2

I work in the sales department of electronics component manufacturing company and we do data science projects using traditional algorithm like Random forests (success likelihood of design project), Time series (demamd forecasting), clustering (for customer segmentation) etc. I am the only data scientist in the sales department.

My department sets individual KPIs such as below

a) Customer segmentation - No of customers we recovered and revenue gaimed from those customers based on the insights that AI project provided (ex - one of the segment is lost customer segment). Our sales follow up with lost customers to bring them back.Every year they want the AI project outcomes to exceed the previous year achievement (like Humans)

b) Demand Forecasting - Our project predicts the revenue of each part (which when added together results in total sales revenue for the company). Our sales takes the results and check with customers.

c) Project success prediction - How many projects actually succeed, when AI model says that there is a high likelihood to succeed (ex: 90%). We don't use yes or no binary classification instead we use probability measure.Our sales takes the results and check with customers.

So, now the concern is my department assesses the project only based on sales tangible outcomes like revenue, customers gained etc. They don't care about the effort I invest to build multiple models, code quality, documentation, insights that assists sales (with decision making), efficieny improvement, model performance, explainability etc. Meaning, they don't treat me as a IT guy instead they treat me and AI model as digital sales (instead of traditional sales). While I understand that every AI investment requires some sort of tangible returns and am okay with that but treating it as successful and eligible to called as "met expectations" only when it achieves tangible gains seems a bit incorrect to me.

Experts here, do you have any advice on how do you deal with such scenarios and decide on KPI for data science projects? Or is this the global trend for data science projects? What would be the appropriate KPIs for my project to propose from data scientist perspective.

The Great
  • 2,725
  • 3
  • 23
  • 49

1 Answers1

3

the effort I invest to build multiple models,

This is just part of finding a better final model that will give better measurable outcomes (revenue, customers gained, etc.). So is covered by that.
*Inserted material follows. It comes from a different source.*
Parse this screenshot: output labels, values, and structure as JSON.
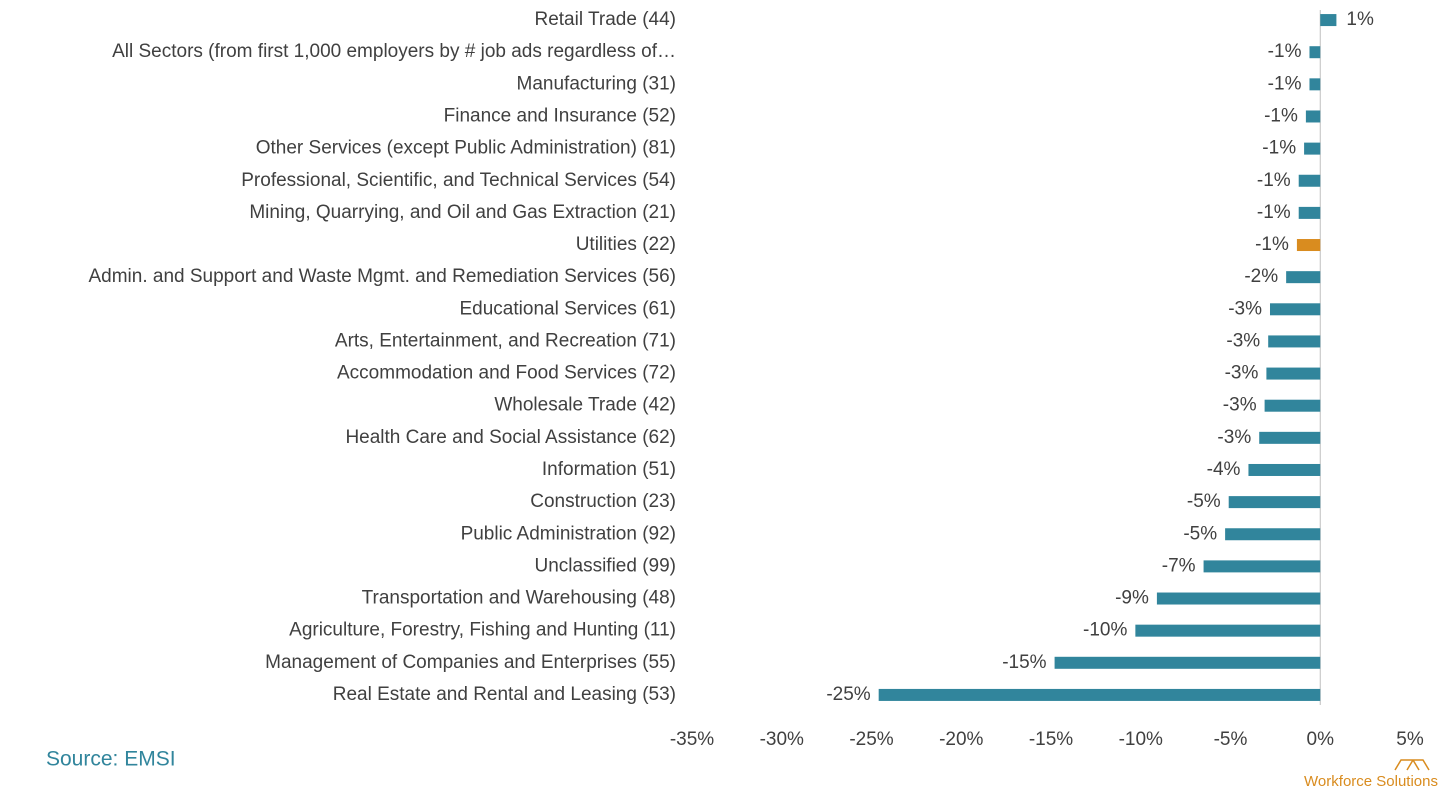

(If you spend 10 man-days to try alternative models, but your best model is always the one you try on day 1 or day 2 then your prioritizing is good, and you are wasting 80% of your effort. On the other hand if the model you found on day 10 gives N% more sales than the one you found on day 1, e.g. based on back-testing, then you can compare the value of N% to 9 days of your salary, and hopefully it is higher.)

code quality documentation

These can be classed as prevention of technical debt.
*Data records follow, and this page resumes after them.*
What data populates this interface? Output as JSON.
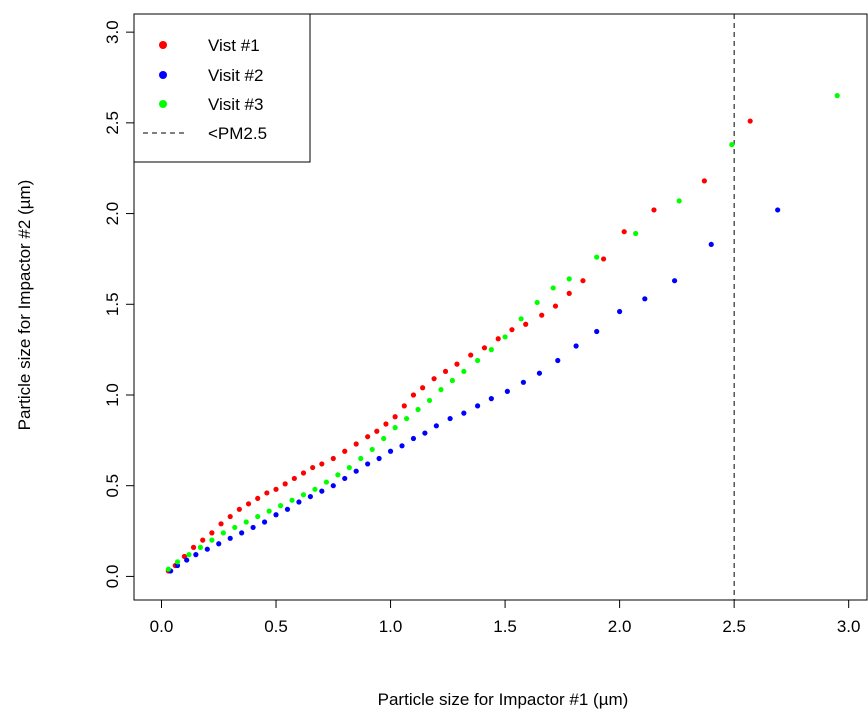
{
  "chart_data": {
    "type": "scatter",
    "xlabel": "Particle size for Impactor #1 (µm)",
    "ylabel": "Particle size for Impactor #2 (µm)",
    "xlim": [
      -0.12,
      3.08
    ],
    "ylim": [
      -0.13,
      3.1
    ],
    "xticks": [
      0.0,
      0.5,
      1.0,
      1.5,
      2.0,
      2.5,
      3.0
    ],
    "yticks": [
      0.0,
      0.5,
      1.0,
      1.5,
      2.0,
      2.5,
      3.0
    ],
    "xtick_labels": [
      "0.0",
      "0.5",
      "1.0",
      "1.5",
      "2.0",
      "2.5",
      "3.0"
    ],
    "ytick_labels": [
      "0.0",
      "0.5",
      "1.0",
      "1.5",
      "2.0",
      "2.5",
      "3.0"
    ],
    "grid": false,
    "legend_position": "top-left",
    "vline": {
      "x": 2.5,
      "label": "<PM2.5",
      "style": "dashed",
      "color": "#000000"
    },
    "series": [
      {
        "name": "Vist #1",
        "color": "#ff0000",
        "x": [
          0.03,
          0.06,
          0.1,
          0.14,
          0.18,
          0.22,
          0.26,
          0.3,
          0.34,
          0.38,
          0.42,
          0.46,
          0.5,
          0.54,
          0.58,
          0.62,
          0.66,
          0.7,
          0.75,
          0.8,
          0.85,
          0.9,
          0.94,
          0.98,
          1.02,
          1.06,
          1.1,
          1.14,
          1.19,
          1.24,
          1.29,
          1.35,
          1.41,
          1.47,
          1.53,
          1.59,
          1.66,
          1.72,
          1.78,
          1.84,
          1.93,
          2.02,
          2.15,
          2.37,
          2.57
        ],
        "y": [
          0.03,
          0.06,
          0.11,
          0.16,
          0.2,
          0.24,
          0.29,
          0.33,
          0.37,
          0.4,
          0.43,
          0.46,
          0.48,
          0.51,
          0.54,
          0.57,
          0.6,
          0.62,
          0.65,
          0.69,
          0.73,
          0.77,
          0.8,
          0.84,
          0.88,
          0.94,
          1.0,
          1.04,
          1.09,
          1.13,
          1.17,
          1.22,
          1.26,
          1.31,
          1.36,
          1.39,
          1.44,
          1.49,
          1.56,
          1.63,
          1.75,
          1.9,
          2.02,
          2.18,
          2.51
        ]
      },
      {
        "name": "Visit #2",
        "color": "#0000ff",
        "x": [
          0.04,
          0.07,
          0.11,
          0.15,
          0.2,
          0.25,
          0.3,
          0.35,
          0.4,
          0.45,
          0.5,
          0.55,
          0.6,
          0.65,
          0.7,
          0.75,
          0.8,
          0.85,
          0.9,
          0.95,
          1.0,
          1.05,
          1.1,
          1.15,
          1.2,
          1.26,
          1.32,
          1.38,
          1.44,
          1.51,
          1.58,
          1.65,
          1.73,
          1.81,
          1.9,
          2.0,
          2.11,
          2.24,
          2.4,
          2.69
        ],
        "y": [
          0.03,
          0.06,
          0.09,
          0.12,
          0.15,
          0.18,
          0.21,
          0.24,
          0.27,
          0.3,
          0.34,
          0.37,
          0.41,
          0.44,
          0.47,
          0.5,
          0.54,
          0.58,
          0.62,
          0.65,
          0.69,
          0.72,
          0.76,
          0.79,
          0.83,
          0.87,
          0.9,
          0.94,
          0.98,
          1.02,
          1.07,
          1.12,
          1.19,
          1.27,
          1.35,
          1.46,
          1.53,
          1.63,
          1.83,
          2.02
        ]
      },
      {
        "name": "Visit #3",
        "color": "#00ff00",
        "x": [
          0.03,
          0.07,
          0.12,
          0.17,
          0.22,
          0.27,
          0.32,
          0.37,
          0.42,
          0.47,
          0.52,
          0.57,
          0.62,
          0.67,
          0.72,
          0.77,
          0.82,
          0.87,
          0.92,
          0.97,
          1.02,
          1.07,
          1.12,
          1.17,
          1.22,
          1.27,
          1.32,
          1.38,
          1.44,
          1.5,
          1.57,
          1.64,
          1.71,
          1.78,
          1.9,
          2.07,
          2.26,
          2.49,
          2.95
        ],
        "y": [
          0.04,
          0.08,
          0.12,
          0.16,
          0.2,
          0.24,
          0.27,
          0.3,
          0.33,
          0.36,
          0.39,
          0.42,
          0.45,
          0.48,
          0.52,
          0.56,
          0.6,
          0.65,
          0.7,
          0.76,
          0.82,
          0.87,
          0.92,
          0.97,
          1.03,
          1.08,
          1.13,
          1.19,
          1.25,
          1.32,
          1.42,
          1.51,
          1.59,
          1.64,
          1.76,
          1.89,
          2.07,
          2.38,
          2.65
        ]
      }
    ]
  }
}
If this is a large company, with a large IT department, you could ask them what they do to get technical debt measured and considered.

Note that avoidance of technical debt can be often be considered premature optimization (aka, a hard sell) if lots of projects are being tried, and perhaps only 10% of them are expected to survive the trial. Better to see which the 10% are, then spend the time improving the code and documentation of the survivors.
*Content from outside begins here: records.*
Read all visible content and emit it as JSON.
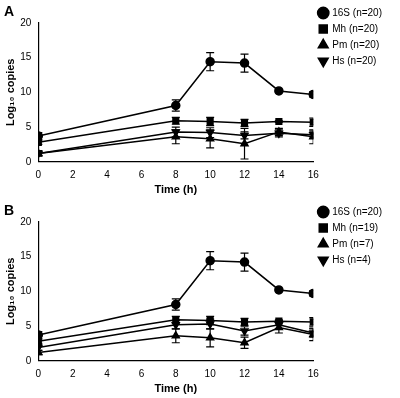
{
  "chart_data": [
    {
      "type": "line",
      "title": "A",
      "x_label": "Time (h)",
      "y_label": "Log₁₀ copies",
      "xlim": [
        0,
        16
      ],
      "xticks": [
        0,
        2,
        4,
        6,
        8,
        10,
        12,
        14,
        16
      ],
      "ylim": [
        0,
        20
      ],
      "yticks": [
        0,
        5,
        10,
        15,
        20
      ],
      "grid": false,
      "legend": "top-right",
      "series": [
        {
          "name": "16S (n=20)",
          "color": "#000000",
          "marker": "circle",
          "line_style": "solid",
          "x": [
            0,
            8,
            10,
            12,
            14,
            16
          ],
          "values": [
            3.7,
            8.1,
            14.4,
            14.2,
            10.2,
            9.7
          ],
          "errors": [
            0.5,
            0.8,
            1.3,
            1.3,
            0.1,
            0.4
          ]
        },
        {
          "name": "Mh (n=20)",
          "color": "#000000",
          "marker": "square",
          "line_style": "solid",
          "x": [
            0,
            8,
            10,
            12,
            14,
            16
          ],
          "values": [
            2.8,
            5.9,
            5.8,
            5.6,
            5.8,
            5.7
          ],
          "errors": [
            0.3,
            0.5,
            0.6,
            0.5,
            0.1,
            0.6
          ]
        },
        {
          "name": "Pm (n=20)",
          "color": "#000000",
          "marker": "triangle",
          "line_style": "solid",
          "x": [
            0,
            8,
            10,
            12,
            14,
            16
          ],
          "values": [
            1.2,
            3.6,
            3.3,
            2.6,
            4.3,
            3.6
          ],
          "errors": [
            0.3,
            1.0,
            1.3,
            2.2,
            0.5,
            1.0
          ]
        },
        {
          "name": "Hs (n=20)",
          "color": "#000000",
          "marker": "triangle_down",
          "line_style": "solid",
          "x": [
            0,
            8,
            10,
            12,
            14,
            16
          ],
          "values": [
            1.2,
            4.3,
            4.2,
            3.8,
            4.1,
            3.9
          ],
          "errors": [
            0.4,
            0.7,
            0.7,
            0.5,
            0.5,
            0.5
          ]
        }
      ]
    },
    {
      "type": "line",
      "title": "B",
      "x_label": "Time (h)",
      "y_label": "Log₁₀ copies",
      "xlim": [
        0,
        16
      ],
      "xticks": [
        0,
        2,
        4,
        6,
        8,
        10,
        12,
        14,
        16
      ],
      "ylim": [
        0,
        20
      ],
      "yticks": [
        0,
        5,
        10,
        15,
        20
      ],
      "grid": false,
      "legend": "top-right",
      "series": [
        {
          "name": "16S (n=20)",
          "color": "#000000",
          "marker": "circle",
          "line_style": "solid",
          "x": [
            0,
            8,
            10,
            12,
            14,
            16
          ],
          "values": [
            3.7,
            8.1,
            14.4,
            14.2,
            10.2,
            9.7
          ],
          "errors": [
            0.5,
            0.8,
            1.3,
            1.3,
            0.1,
            0.4
          ]
        },
        {
          "name": "Mh (n=19)",
          "color": "#000000",
          "marker": "square",
          "line_style": "solid",
          "x": [
            0,
            8,
            10,
            12,
            14,
            16
          ],
          "values": [
            2.8,
            5.9,
            5.8,
            5.6,
            5.7,
            5.6
          ],
          "errors": [
            0.3,
            0.5,
            0.6,
            0.5,
            0.2,
            0.6
          ]
        },
        {
          "name": "Pm (n=7)",
          "color": "#000000",
          "marker": "triangle",
          "line_style": "solid",
          "x": [
            0,
            8,
            10,
            12,
            14,
            16
          ],
          "values": [
            1.2,
            3.6,
            3.3,
            2.6,
            4.8,
            3.8
          ],
          "errors": [
            0.3,
            1.0,
            1.3,
            0.8,
            0.8,
            0.9
          ]
        },
        {
          "name": "Hs (n=4)",
          "color": "#000000",
          "marker": "triangle_down",
          "line_style": "solid",
          "x": [
            0,
            8,
            10,
            12,
            14,
            16
          ],
          "values": [
            1.9,
            5.2,
            5.3,
            4.3,
            5.2,
            4.0
          ],
          "errors": [
            0.4,
            0.6,
            0.7,
            0.6,
            0.6,
            0.6
          ]
        }
      ]
    }
  ]
}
insights that assists sales (with decision making)

This might be the tricky one on your list, assuming it is something you are directly involved with, rather than an automated output of the model.

I would try and keep a list of those insights. So you can show them as outputs at the end of the year.

efficiency improvement

Of the model building time? Is waiting for the model(s) to build costing money? If not, this is premature optimization. Same argument for inference. If it runs as an overnight batch process, your team doesn't care if it takes 5 seconds, 5 minutes or 5 hours. But if it cannot run between the time of getting end-of-day data and the sales meeting the next day, then optimizing it becomes very important.

model performance

You mean the quality of the model's suggestions? This (like building multiple models) is already covered by the measurable targets.

If you meant speed of inference, see previous.

explainability

Is this required by regulation, or company policy? If so it is non-negotiable, and is just part of the rest of model building.

But I feel this is covered the same as "insights that assists sales" above if it is something you personally do in meetings. And if it is part of the model's output, then it is already covered by a/b/c in your question.

Darren Cook
  • 1,324
  • 8
  • 16